Ze Szczecina na FDZ to około 150 minut jazdy samochodem lub niewiele więcej pociągiem z kilkoma przesiadkami – w Pasewlaku, Stralsundzie oraz Ribnitz (stąd autobus). Przez półwysep przebiega Velo Baltica czyli trasa rowerowa dookoła Bałtyku – R10.

VESTE LANDSKRONE

To jedno z najbardziej tajemniczych miejsc na dawnych ziemiach Księstwa Pomeranii. Zamek powstał pod koniec XVI wieku, a niespełna sto lat po budowie został opuszczony i od tego czasu jest trwałą ruiną. Obronna rezydencja została zbudowana przez Ulryka II von Schwerin w latach 1576-1579, później przechodziła na kolejne pokolenia, a że ci nie radzili sobie finansowo, doprowadzili zamek do ruiny… Już w XIX wieku ruiny Veste Landskrone były popularnym celem wycieczek. W 1852 roku po wschodniej stronie podzamcza powstała nawet karczma. Co ciekawe już od początku XX wieku południowo-wschodnia wieża pełniła funkcję tarasu widokowego.

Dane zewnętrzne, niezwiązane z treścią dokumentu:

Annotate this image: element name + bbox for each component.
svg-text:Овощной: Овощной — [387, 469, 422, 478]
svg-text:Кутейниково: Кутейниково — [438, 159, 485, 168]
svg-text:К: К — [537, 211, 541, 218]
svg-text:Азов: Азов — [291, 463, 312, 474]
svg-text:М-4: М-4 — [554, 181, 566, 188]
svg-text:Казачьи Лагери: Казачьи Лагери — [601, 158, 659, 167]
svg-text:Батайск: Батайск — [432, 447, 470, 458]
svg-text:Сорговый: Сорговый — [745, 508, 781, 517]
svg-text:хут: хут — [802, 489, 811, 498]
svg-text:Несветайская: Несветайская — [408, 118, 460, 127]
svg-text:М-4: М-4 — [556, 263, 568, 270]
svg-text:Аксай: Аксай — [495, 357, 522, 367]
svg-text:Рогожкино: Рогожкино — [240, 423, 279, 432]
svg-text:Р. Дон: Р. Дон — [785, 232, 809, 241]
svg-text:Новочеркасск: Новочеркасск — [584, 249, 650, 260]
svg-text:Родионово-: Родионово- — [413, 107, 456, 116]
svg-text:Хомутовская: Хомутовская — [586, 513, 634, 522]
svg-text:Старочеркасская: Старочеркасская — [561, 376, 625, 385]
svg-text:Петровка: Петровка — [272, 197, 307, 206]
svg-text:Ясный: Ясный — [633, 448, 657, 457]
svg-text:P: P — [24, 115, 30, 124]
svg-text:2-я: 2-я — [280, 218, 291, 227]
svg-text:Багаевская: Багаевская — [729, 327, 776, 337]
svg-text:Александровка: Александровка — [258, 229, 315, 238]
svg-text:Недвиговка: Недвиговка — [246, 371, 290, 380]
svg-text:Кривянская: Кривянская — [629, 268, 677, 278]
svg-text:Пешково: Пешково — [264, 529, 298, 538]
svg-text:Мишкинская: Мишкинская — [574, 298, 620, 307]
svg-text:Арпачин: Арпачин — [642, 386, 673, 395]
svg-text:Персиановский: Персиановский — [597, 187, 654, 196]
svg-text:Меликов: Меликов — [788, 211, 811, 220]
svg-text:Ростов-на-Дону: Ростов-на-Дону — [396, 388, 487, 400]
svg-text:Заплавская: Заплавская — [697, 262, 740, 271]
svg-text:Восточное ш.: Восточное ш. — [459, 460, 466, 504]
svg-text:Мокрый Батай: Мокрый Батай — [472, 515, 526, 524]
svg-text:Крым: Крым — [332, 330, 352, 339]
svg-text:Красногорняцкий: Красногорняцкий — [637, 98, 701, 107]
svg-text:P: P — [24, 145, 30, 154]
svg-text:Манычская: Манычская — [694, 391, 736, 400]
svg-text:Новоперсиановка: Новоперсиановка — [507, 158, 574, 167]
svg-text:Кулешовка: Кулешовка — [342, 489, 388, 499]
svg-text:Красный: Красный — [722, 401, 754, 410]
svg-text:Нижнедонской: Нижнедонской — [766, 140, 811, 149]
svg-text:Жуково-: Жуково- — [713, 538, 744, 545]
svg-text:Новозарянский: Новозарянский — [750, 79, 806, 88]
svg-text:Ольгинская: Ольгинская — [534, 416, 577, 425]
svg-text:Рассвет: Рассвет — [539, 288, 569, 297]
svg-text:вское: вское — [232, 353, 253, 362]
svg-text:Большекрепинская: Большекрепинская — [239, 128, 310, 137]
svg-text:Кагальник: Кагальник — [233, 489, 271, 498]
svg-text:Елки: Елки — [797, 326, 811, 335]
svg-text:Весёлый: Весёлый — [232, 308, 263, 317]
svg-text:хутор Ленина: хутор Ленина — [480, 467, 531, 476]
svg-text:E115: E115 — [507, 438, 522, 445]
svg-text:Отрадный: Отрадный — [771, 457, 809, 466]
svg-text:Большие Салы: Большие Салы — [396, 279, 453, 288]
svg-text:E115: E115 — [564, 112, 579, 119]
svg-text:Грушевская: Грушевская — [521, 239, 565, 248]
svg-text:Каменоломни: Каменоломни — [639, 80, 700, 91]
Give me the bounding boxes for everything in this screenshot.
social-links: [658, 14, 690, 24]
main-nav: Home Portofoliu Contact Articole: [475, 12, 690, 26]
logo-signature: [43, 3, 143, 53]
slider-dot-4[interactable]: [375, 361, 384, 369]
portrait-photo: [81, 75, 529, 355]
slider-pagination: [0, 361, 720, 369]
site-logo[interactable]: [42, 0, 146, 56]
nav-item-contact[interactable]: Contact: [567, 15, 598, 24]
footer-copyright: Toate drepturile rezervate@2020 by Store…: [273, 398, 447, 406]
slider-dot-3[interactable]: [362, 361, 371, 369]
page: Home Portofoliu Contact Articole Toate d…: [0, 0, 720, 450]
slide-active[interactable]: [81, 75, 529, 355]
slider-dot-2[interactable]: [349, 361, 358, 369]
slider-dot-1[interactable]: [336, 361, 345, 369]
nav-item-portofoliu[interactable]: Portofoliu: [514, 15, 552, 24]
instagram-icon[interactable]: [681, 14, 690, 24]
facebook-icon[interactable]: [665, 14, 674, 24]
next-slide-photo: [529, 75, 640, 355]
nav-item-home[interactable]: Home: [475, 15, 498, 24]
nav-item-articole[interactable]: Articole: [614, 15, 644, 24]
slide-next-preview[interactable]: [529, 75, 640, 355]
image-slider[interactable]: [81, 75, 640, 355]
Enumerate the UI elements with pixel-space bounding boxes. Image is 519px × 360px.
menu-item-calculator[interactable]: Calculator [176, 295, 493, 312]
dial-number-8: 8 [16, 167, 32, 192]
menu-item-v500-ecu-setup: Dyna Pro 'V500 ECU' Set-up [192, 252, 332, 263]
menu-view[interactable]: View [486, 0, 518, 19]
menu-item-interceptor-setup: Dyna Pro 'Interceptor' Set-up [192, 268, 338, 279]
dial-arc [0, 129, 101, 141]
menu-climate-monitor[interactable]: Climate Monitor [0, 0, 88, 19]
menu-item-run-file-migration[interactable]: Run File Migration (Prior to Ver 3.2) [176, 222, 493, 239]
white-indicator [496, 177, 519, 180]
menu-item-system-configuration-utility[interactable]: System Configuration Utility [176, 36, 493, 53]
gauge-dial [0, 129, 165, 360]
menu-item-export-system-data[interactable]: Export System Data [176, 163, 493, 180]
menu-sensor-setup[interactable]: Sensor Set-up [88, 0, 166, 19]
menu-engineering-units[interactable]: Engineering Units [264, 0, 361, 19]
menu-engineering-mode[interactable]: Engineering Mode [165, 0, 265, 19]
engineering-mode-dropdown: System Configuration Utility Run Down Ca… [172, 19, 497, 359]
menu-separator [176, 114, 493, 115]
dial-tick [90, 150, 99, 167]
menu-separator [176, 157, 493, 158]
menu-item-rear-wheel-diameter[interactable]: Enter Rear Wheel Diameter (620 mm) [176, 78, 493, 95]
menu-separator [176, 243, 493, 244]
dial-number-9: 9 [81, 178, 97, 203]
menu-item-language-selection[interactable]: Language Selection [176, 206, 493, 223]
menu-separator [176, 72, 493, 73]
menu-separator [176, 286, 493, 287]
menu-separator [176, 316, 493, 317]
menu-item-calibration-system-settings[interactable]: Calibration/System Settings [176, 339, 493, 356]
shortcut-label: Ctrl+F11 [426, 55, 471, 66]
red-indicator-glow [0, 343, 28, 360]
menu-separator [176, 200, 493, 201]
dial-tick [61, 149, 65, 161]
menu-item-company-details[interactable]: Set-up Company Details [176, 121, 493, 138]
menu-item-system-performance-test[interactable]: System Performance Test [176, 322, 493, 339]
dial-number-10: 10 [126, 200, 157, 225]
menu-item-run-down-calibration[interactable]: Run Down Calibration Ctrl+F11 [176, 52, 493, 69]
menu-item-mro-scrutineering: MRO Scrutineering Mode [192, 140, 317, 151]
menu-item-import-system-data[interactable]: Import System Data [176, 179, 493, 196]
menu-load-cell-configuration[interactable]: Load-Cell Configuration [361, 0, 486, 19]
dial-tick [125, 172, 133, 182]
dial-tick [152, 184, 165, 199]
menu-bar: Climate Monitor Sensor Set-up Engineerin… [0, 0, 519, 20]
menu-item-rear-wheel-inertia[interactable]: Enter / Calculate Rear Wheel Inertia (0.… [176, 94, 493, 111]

Ruiny Landeskrne inspirowały wielkich artystów. Słynny romantyczny malarz Caspar David Friedrich przyjeżdżał tu od dziecka i doskonale znał okolice. Po raz pierwszy ruiny trafiły do szkicownika Friedricha w 1801 roku, a około 1825 roku na podstawie szkicu powstała akwarela, a datowany na przełom 1834/35 roku obraz olejny „Odpoczynek przy żniwach siana”. Notabene to ostatnie dzieło artysty przed udarem. Obraz znajdował się w kolekcji Staatliche Kunstsammlungen Dresden, niestety podczas ewakuacji zbiorów podczas wojny do Zamku Weesenstein zaginął bez śladu.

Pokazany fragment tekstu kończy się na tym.